When ABC News first spoke with him, Nelson, who turns 20 today, drove a souped-up buggy, consummate with a stereo organization, subwoofers and an iPod charger.
He laughingly called himself a "high-tech Amish." Only he besides said he is not much dissimilar from the generations before him. "Information technology seems like every generation takes it a little further and a little farther," he said. "My grandpa told me when he was my age, they had a trivial radio, but information technology was a existent old type and they nonetheless had to creepo it to get music out of it."
Harley, 19 at the time, already had left his community when Schadler start spoke with him. He had gear up out with the clothes on his dorsum and $21 in his pocket. When he outset spoke with ABC News, he admitted no second thoughts. "Some people can take information technology, and some of them can't," he said. "For me, information technology's like, my best choice I ever fabricated."
Harley had tried to maintain a relationship with his family, he said, but his parents didn't desire him to visit very often, every bit they were afraid he would exist a bad influence on his 12 younger siblings.
"My one fiddling brother, he was nigh a twelvemonth old when I left," Harley recalled. "Every time I'd come dwelling and I'd walk in the door, he'd stitch yelling my proper name. 'You going to stay at habitation this time?' And I tell him, 'No.'
"When I beginning left the Amish, I missed my family similar very bad," he said at the time, adding that he nonetheless collection by his family's home sometimes. "I try and stay away and so to respect mom and dad. They're ... they're disappointed in me."
All the teenagers had to decide for themselves if those family bonds were plenty to go on them in the community.
"Basically, the reason I'm staying is my family right now, at home. I know I'd miss them and they'd miss me," Nelson said last summer. "I just similar the lifestyle, information technology's a elementary life. Piece of work hard, play hard, it's just fun."
Where They Are Now: an Update
Each of the four youths profiled by ABC News last summer has altered his or her course, some turning back toward the community they know all-time, others looking farther afield.
Self-proclaimed bachelor and captain of the road Harley, now 21, realized his dream of being a truck commuter. But afterward 7 months on the road, he became so homesick that he decided to give the Amish life another try.
"I just decided to come home and endeavour to live the Amish life again. ... Life without family sucks," he told ABC News.
He's now dating an Amish girl and plans to be baptized into the Amish religion in the leap.

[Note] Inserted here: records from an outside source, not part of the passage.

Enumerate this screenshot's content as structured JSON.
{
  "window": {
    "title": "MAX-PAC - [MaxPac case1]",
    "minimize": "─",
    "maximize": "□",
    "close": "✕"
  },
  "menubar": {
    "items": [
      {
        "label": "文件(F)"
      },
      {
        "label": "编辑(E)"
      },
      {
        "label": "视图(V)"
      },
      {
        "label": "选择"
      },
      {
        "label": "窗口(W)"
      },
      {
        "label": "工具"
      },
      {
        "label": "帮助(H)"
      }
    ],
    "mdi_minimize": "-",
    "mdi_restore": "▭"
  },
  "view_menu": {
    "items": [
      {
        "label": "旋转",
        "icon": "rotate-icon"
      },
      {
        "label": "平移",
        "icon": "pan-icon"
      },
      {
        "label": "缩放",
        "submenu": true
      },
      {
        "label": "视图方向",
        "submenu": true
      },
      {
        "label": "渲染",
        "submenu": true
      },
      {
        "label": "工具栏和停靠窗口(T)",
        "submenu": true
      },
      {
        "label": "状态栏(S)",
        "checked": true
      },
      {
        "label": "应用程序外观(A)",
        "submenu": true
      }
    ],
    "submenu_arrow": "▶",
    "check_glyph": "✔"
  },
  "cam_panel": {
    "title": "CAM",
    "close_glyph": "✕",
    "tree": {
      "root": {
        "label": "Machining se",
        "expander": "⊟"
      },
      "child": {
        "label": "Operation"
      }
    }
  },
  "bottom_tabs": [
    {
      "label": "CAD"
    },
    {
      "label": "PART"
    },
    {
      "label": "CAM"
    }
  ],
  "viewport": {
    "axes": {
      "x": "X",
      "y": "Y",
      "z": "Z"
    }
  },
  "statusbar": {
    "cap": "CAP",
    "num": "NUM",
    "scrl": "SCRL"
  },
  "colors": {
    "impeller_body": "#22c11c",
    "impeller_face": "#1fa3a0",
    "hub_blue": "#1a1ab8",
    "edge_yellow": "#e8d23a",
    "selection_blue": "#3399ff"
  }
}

Two weeks after the "Primetime" programme aired last year, Lena, now 18, moved in with her young man, Ruben, in a house a few miles down the road from her mother. She no longer rides in a equus caballus and buggy. She has traded information technology in for a red sports car.
"I never really imagined I'd actually drive but I like it at present. ... Felt like I got freedom," she said.

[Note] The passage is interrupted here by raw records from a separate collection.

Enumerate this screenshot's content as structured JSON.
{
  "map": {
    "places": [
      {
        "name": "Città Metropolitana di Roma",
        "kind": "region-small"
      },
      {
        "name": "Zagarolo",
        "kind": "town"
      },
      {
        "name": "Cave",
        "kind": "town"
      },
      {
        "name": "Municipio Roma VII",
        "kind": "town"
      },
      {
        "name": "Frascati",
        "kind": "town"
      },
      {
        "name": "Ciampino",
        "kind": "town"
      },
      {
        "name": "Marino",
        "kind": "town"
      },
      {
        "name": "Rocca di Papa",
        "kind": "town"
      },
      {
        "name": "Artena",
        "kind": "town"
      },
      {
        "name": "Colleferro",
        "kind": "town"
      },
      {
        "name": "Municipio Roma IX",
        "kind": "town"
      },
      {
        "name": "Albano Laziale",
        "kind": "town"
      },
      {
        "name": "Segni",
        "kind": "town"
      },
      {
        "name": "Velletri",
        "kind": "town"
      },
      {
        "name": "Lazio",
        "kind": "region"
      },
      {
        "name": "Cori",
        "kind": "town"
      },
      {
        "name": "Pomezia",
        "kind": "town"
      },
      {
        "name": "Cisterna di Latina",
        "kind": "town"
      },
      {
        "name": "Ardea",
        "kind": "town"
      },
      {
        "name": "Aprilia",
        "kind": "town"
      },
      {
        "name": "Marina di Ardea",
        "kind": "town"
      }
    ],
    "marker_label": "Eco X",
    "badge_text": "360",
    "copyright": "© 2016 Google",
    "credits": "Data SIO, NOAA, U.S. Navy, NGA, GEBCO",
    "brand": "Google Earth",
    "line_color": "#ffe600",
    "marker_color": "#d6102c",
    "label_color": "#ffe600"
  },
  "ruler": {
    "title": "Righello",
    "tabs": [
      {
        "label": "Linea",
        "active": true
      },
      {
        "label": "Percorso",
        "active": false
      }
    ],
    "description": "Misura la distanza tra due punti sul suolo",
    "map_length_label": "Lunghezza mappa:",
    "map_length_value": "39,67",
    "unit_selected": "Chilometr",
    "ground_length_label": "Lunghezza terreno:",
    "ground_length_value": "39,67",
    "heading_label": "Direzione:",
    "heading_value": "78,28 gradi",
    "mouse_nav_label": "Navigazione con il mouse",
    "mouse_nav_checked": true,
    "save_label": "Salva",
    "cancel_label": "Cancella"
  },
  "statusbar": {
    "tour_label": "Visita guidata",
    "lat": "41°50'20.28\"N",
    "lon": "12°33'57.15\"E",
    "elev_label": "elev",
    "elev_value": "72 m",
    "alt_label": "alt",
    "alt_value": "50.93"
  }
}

The beer bottles and drinking that used to be office of her life take been replaced by baby magazines and late-nighttime feedings. In June, she and Ruben welcomed a baby boy into the world. While she has no plans to return to the Amish, she said she's finally at peace.

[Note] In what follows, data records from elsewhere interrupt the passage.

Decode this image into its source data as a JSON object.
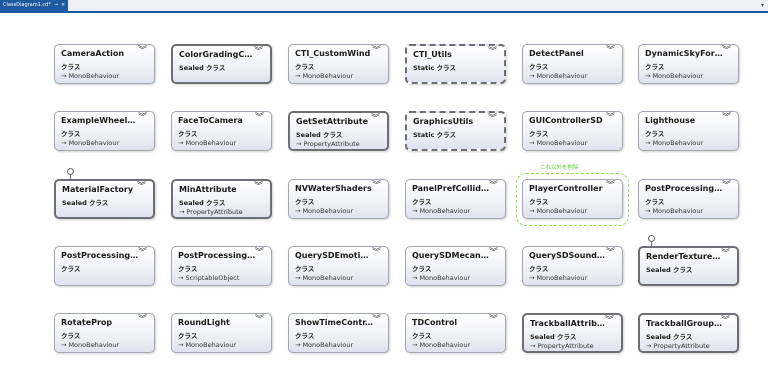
{
  "tab": {
    "title": "ClassDiagram1.cd*",
    "pin_icon": "pin-icon",
    "close_icon": "close-icon"
  },
  "dropdown_icon": "chevron-down-icon",
  "highlight_label": "これ以外を削除",
  "arrow": "⊸",
  "cards": [
    {
      "name": "CameraAction",
      "kind": "クラス",
      "base": "MonoBehaviour",
      "style": "normal"
    },
    {
      "name": "ColorGradingCur...",
      "kind": "Sealed クラス",
      "base": "",
      "style": "sealed"
    },
    {
      "name": "CTI_CustomWind",
      "kind": "クラス",
      "base": "MonoBehaviour",
      "style": "normal"
    },
    {
      "name": "CTI_Utils",
      "kind": "Static クラス",
      "base": "",
      "style": "static"
    },
    {
      "name": "DetectPanel",
      "kind": "クラス",
      "base": "MonoBehaviour",
      "style": "normal"
    },
    {
      "name": "DynamicSkyForD...",
      "kind": "クラス",
      "base": "MonoBehaviour",
      "style": "normal"
    },
    {
      "name": "ExampleWheelC...",
      "kind": "クラス",
      "base": "MonoBehaviour",
      "style": "normal"
    },
    {
      "name": "FaceToCamera",
      "kind": "クラス",
      "base": "MonoBehaviour",
      "style": "normal"
    },
    {
      "name": "GetSetAttribute",
      "kind": "Sealed クラス",
      "base": "PropertyAttribute",
      "style": "sealed"
    },
    {
      "name": "GraphicsUtils",
      "kind": "Static クラス",
      "base": "",
      "style": "static"
    },
    {
      "name": "GUIControllerSD",
      "kind": "クラス",
      "base": "MonoBehaviour",
      "style": "normal"
    },
    {
      "name": "Lighthouse",
      "kind": "クラス",
      "base": "MonoBehaviour",
      "style": "normal"
    },
    {
      "name": "MaterialFactory",
      "kind": "Sealed クラス",
      "base": "",
      "style": "sealed"
    },
    {
      "name": "MinAttribute",
      "kind": "Sealed クラス",
      "base": "PropertyAttribute",
      "style": "sealed"
    },
    {
      "name": "NVWaterShaders",
      "kind": "クラス",
      "base": "MonoBehaviour",
      "style": "normal"
    },
    {
      "name": "PanelPrefCollider",
      "kind": "クラス",
      "base": "MonoBehaviour",
      "style": "normal"
    },
    {
      "name": "PlayerController",
      "kind": "クラス",
      "base": "MonoBehaviour",
      "style": "normal"
    },
    {
      "name": "PostProcessingB...",
      "kind": "クラス",
      "base": "MonoBehaviour",
      "style": "normal"
    },
    {
      "name": "PostProcessingC...",
      "kind": "クラス",
      "base": "",
      "style": "normal"
    },
    {
      "name": "PostProcessingPr...",
      "kind": "クラス",
      "base": "ScriptableObject",
      "style": "normal"
    },
    {
      "name": "QuerySDEmotion...",
      "kind": "クラス",
      "base": "MonoBehaviour",
      "style": "normal"
    },
    {
      "name": "QuerySDMecani...",
      "kind": "クラス",
      "base": "MonoBehaviour",
      "style": "normal"
    },
    {
      "name": "QuerySDSoundC...",
      "kind": "クラス",
      "base": "MonoBehaviour",
      "style": "normal"
    },
    {
      "name": "RenderTextureFa...",
      "kind": "Sealed クラス",
      "base": "",
      "style": "sealed"
    },
    {
      "name": "RotateProp",
      "kind": "クラス",
      "base": "MonoBehaviour",
      "style": "normal"
    },
    {
      "name": "RoundLight",
      "kind": "クラス",
      "base": "MonoBehaviour",
      "style": "normal"
    },
    {
      "name": "ShowTimeContr...",
      "kind": "クラス",
      "base": "MonoBehaviour",
      "style": "normal"
    },
    {
      "name": "TDControl",
      "kind": "クラス",
      "base": "MonoBehaviour",
      "style": "normal"
    },
    {
      "name": "TrackballAttribute",
      "kind": "Sealed クラス",
      "base": "PropertyAttribute",
      "style": "sealed"
    },
    {
      "name": "TrackballGroupA...",
      "kind": "Sealed クラス",
      "base": "PropertyAttribute",
      "style": "sealed"
    }
  ]
}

Nelson tin can now be plant in Illinois, where he works as a wrangler at a children's campsite. He left his family to explore himself and to travel.
The "high-tech" Amish has traded in his buggy for a Camaro, and when he'south not updating his profile on Facebook, he'south learning what the outside world has to offer.
"A lot of people thought that I was going to stay Amish and then I guess I surprised everybody," he said.
Every bit for Danny, his midnight escape took place two summers ago, but he'southward never been too far from home.
"Yeah, I'll go back," he said. "Probably be Amish in 10 years ... just for the sake of my parents, I estimate."